When SLU-Madrid pivoted to online learning, she returned to Mexico City, where she completed her spring semester studies. For Casanueva and her family, the pandemic brought an unexpected silver lining: they realized that this was the first time in the last five years that all three siblings and both parents had been home at the same time. “It was great to have this family time that we all never realized we needed,” she reflected.
Casanueva returned to campus to resume studies this fall. She is pursuing a double major in communications and political science with a minor in psychology. She reports that her “‘nueva normalidad’ is not so bad. She has had the pleasure of spending more quality time with her close friends and has also gotten to know some new friends better.

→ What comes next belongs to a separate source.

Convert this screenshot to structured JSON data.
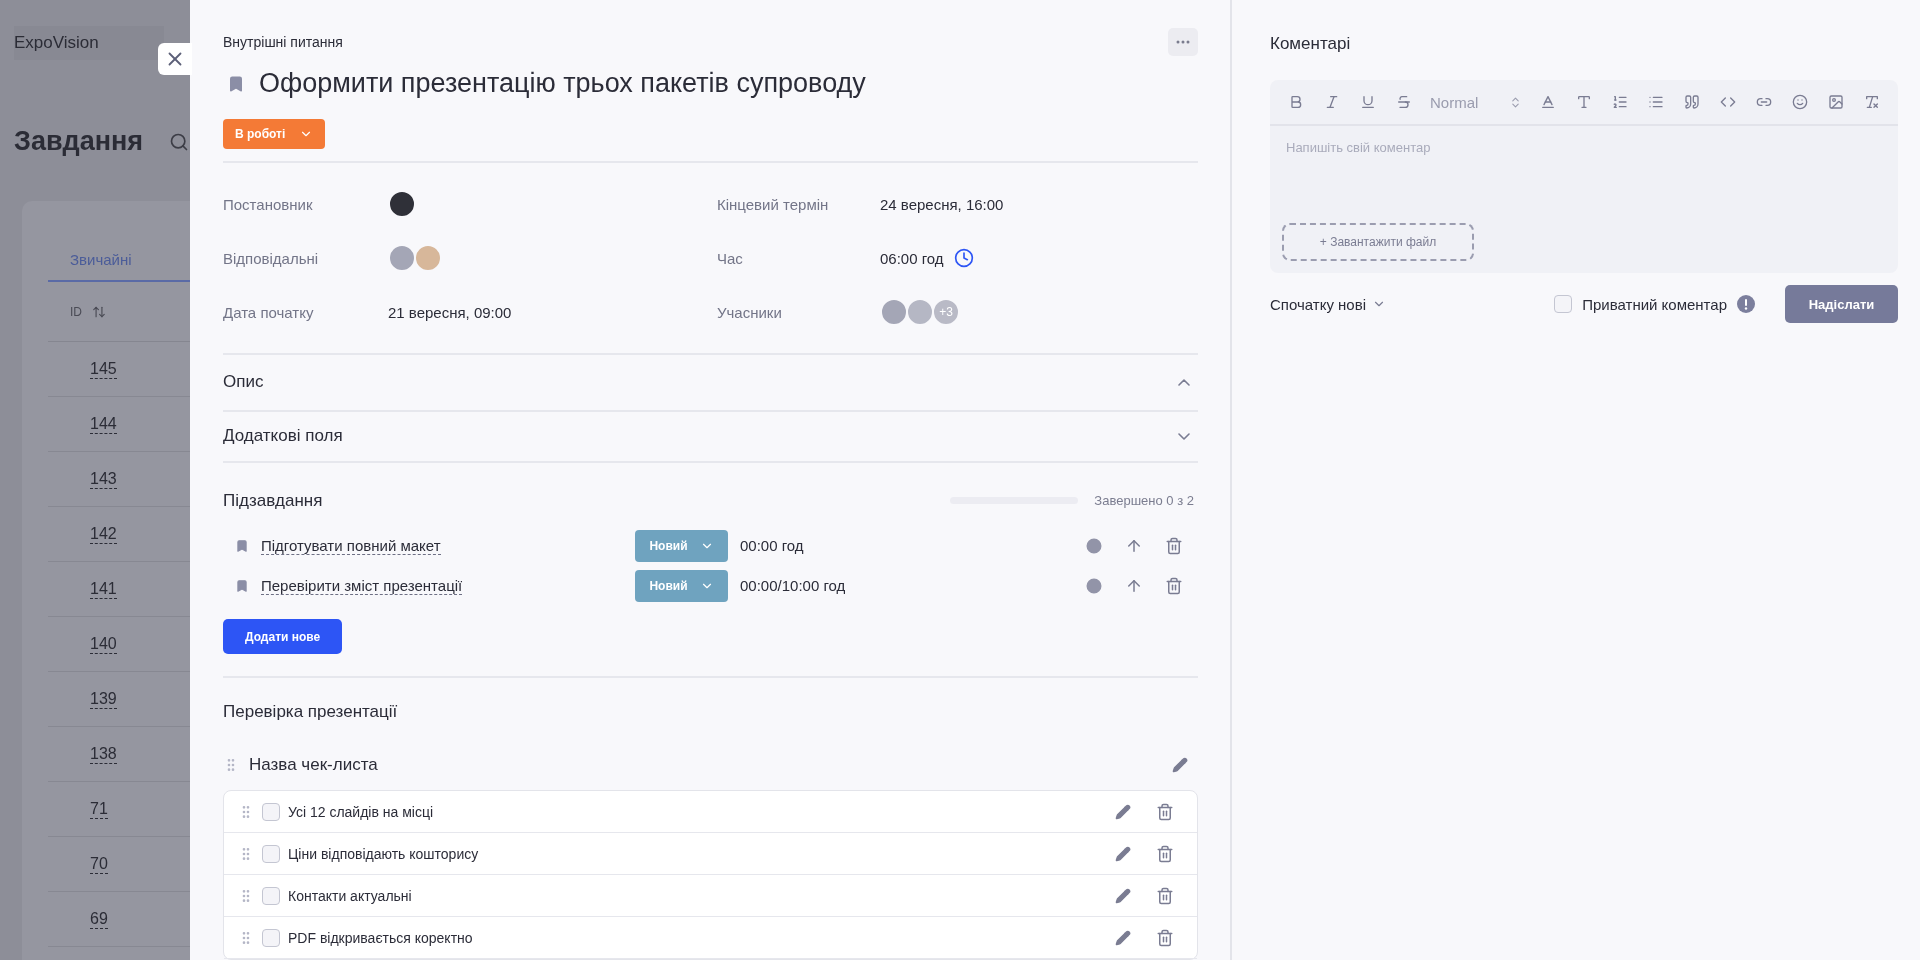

“COVID-19 has tremendously affected my soccer life. We have no idea when we will start the league, given that every week there are new regulations that limit the number of players that can be on the field, apart from the fact that we have to compete and train wearing masks. But this is not a complaint! I'm thrilled to be back on the turf with my team, and, hopefully, the situation will improve.”
“This pandemic made me realize that we take things in life for granted; we never stop and realize how special those little moments we have with people are. Life is short and the one life we get should be enjoyed to the fullest without regrets,” she said.
A Professor’s Perspective: Dr. Gustavo Saluste Discovers that Young Learners Truly Value Direct Human Interaction
The shift to online learning last spring presented considerable challenges to professors like Gustavo Saluste, Ph.D., who teaches General Chemistry I and II. Saluste explained that the first thing he had to do was find virtual chemistry experiments to simulate the normal on-campus labs. “I realized right away that students are of a generation that is accustomed to virtual life more than I am,” he said with a smile. “They immediately understood what they had to do.”
This semester, the laboratory sessions for General Chemistry meet on Mondays. However, due to several public holidays this fall, students had to make up three lab sessions. Saluste offered his students the option of doing virtual labs or meeting on Friday afternoons to make up the sessions in-person. The students opted for all in-person labs.
“I was delighted with their decision. From a pedagogical point of view, hands-on labs can never really be substituted by virtual labs, though the latter is a good surrogate. And from a social/psychological point of view, I also believe there are clear benefits,” he said. “Young people still value human interaction!”
“The first Friday make-up lab session met on the most beautiful autumn day one could image. So, we decided to hold the session outdoors on the Padre Arrupe Hall patio,” he explained. “The students made a mistake and were keen to repeat that part of the procedure to get it right. So, from my point of view, it was a true success for a make-up lab!”